When I was very new to C, and my first programming language, I had solved a lot of problems, and one of them was this.
The code I am pasting here is taken from here, a website, which I used to use a lot.
It is up to you to understand the algorithm, and program, and use it in your program.
#include<stdio.h>
int main( )
{
int a[][6]={
{25,64,96,32,78,27}, //Desired solution : {25,27,32,64,78,96},
{50,12,69,78,32,92} // {50,92,78,12,32,69}
};
int i, j, k, temp, temp1 ;
//Bubble sorting is applieed on one first row while the other row is swapped
for(j=1;j<6;j++)
{
for(i=0; i<5; i++)
{
if(a[0][i]>a[0][i+1])
{
temp=a[0][i];
a[0][i]=a[0][i+1];
a[0][i+1]=temp;
temp1 = a[1][i];
a[1][i] = a[1][i+1];
a[1][i+1]=temp1;
}
}
}
printf ( "\n\nArray after sorting:\n") ;
for ( i = 0 ; i <2; i++ )
{
for(j=0; j<6; j++)
{
printf ( "%d\t", a[i][j] ) ; //printing sorted array
}
printf("\n");
}
}
It is a bit different from the code on the site, as I used to always used to work in Ubuntu, and linux never had conio.h. Also, if you are angry for me only providing the code used everywhere, and not doing all your work, keep in mind that homework assignments are for making the student think, and if I spoon-feed you, the purpose will be lost.

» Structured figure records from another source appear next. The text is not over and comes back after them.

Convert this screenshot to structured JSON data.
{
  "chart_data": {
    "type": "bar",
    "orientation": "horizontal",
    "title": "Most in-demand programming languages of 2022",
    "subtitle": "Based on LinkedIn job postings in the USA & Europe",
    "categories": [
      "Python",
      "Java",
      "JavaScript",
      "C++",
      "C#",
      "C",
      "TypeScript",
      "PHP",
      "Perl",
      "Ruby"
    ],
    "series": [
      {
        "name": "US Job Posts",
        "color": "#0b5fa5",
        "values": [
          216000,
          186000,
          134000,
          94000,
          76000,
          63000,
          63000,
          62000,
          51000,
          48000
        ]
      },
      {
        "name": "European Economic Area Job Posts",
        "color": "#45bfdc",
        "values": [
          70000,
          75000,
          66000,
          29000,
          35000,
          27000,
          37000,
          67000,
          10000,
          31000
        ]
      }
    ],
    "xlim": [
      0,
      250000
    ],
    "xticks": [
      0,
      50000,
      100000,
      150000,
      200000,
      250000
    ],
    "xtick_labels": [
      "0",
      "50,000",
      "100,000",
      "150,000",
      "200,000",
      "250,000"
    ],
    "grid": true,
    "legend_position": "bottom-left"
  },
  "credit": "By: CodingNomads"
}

NOTE: Always post your full code which can be compiled successfully, as the code you have posted does not compile, as you have not declared all your functions. Thus, it is very difficult to understand you code.
Also, do not try to fool us, as the input you have mentioned does not have a 6, and you want a 6 also to be returned so actually even you have not compiled your code.